10 Datasets by INDIAai for your Next Data Science Project

Pankaj Singh 10 May, 2024
5 min read


Did you know India is among the top nations investing in and leveraging AI? India’s AI investment is fifth worldwide.

Per Statista, The Artificial Intelligence market in India is projected to grow by 28.63% (2024-2030), resulting in a market volume of US$28.36bn in 2030.

Quiet impressive, right? It is visible that AI is booming, and India is doing its part to take it to the next level with INDIAai.

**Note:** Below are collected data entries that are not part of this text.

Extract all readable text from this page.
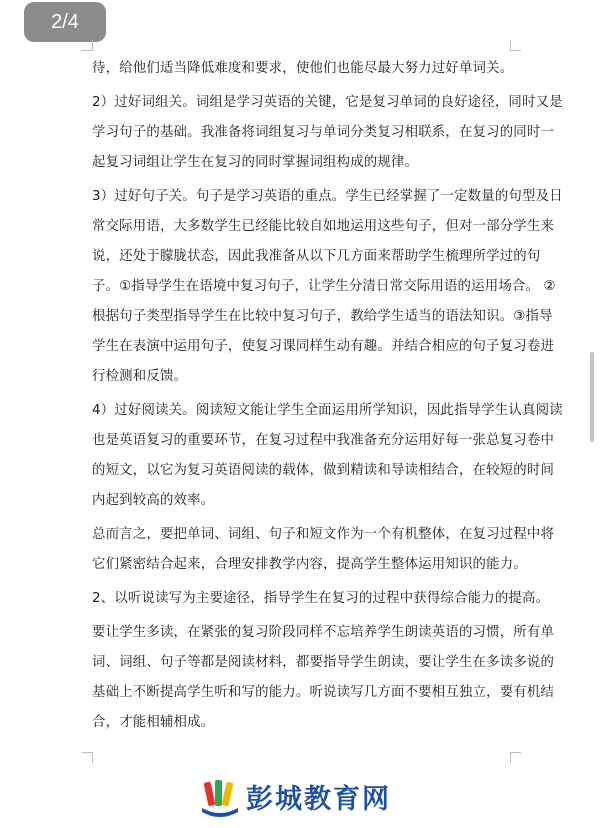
2/4
待，给他们适当降低难度和要求，使他们也能尽最大努力过好单词关。
2）过好词组关。词组是学习英语的关键，它是复习单词的良好途径，同时又是
学习句子的基础。我准备将词组复习与单词分类复习相联系，在复习的同时一
起复习词组让学生在复习的同时掌握词组构成的规律。
3）过好句子关。句子是学习英语的重点。学生已经掌握了一定数量的句型及日
常交际用语，大多数学生已经能比较自如地运用这些句子，但对一部分学生来
说，还处于朦胧状态，因此我准备从以下几方面来帮助学生梳理所学过的句
子。①指导学生在语境中复习句子，让学生分清日常交际用语的运用场合。 ②
根据句子类型指导学生在比较中复习句子，教给学生适当的语法知识。③指导
学生在表演中运用句子，使复习课同样生动有趣。并结合相应的句子复习卷进
行检测和反馈。
4）过好阅读关。阅读短文能让学生全面运用所学知识，因此指导学生认真阅读
也是英语复习的重要环节，在复习过程中我准备充分运用好每一张总复习卷中
的短文，以它为复习英语阅读的载体，做到精读和导读相结合，在较短的时间
内起到较高的效率。
总而言之，要把单词、词组、句子和短文作为一个有机整体，在复习过程中将
它们紧密结合起来，合理安排教学内容，提高学生整体运用知识的能力。
2、以听说读写为主要途径，指导学生在复习的过程中获得综合能力的提高。
要让学生多读，在紧张的复习阶段同样不忘培养学生朗读英语的习惯，所有单
词、词组、句子等都是阅读材料，都要指导学生朗读，要让学生在多读多说的
基础上不断提高学生听和写的能力。听说读写几方面不要相互独立，要有机结
合，才能相辅相成。
彭城教育网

But what exactly is INDIAai? 

It is a knowledge portal, a research organization, and an ecosystem-building initiative that aims to unite and promote collaborations with various entities in India’s AI ecosystem.

What else does it provide?

If you are in your final year and looking for a data science project, INDIAai will help you with the required datasets.

Here, you can access high-quality datasets in data science, which is indispensable for fostering innovation and driving impactful research. Fortunately, initiatives like INDIAai contribute significantly to this endeavor by curating and disseminating diverse datasets catering to various domains and research interests. Among the plethora of datasets offered by IndiaAI, the 10 are intriguing options for aspiring data scientists and researchers.

Datasets by IndiaAI

Overview of 10 Datasets

The 10 datasets curated by INDIAai encompass various data sources spanning multiple domains and use cases. They are meticulously curated, annotated, and accessible to researchers, practitioners, and enthusiasts alike. Whether you’re interested in natural language processing, computer vision, healthcare analytics, or socioeconomic research, the datasets offer you an opportunity for exploration and discovery.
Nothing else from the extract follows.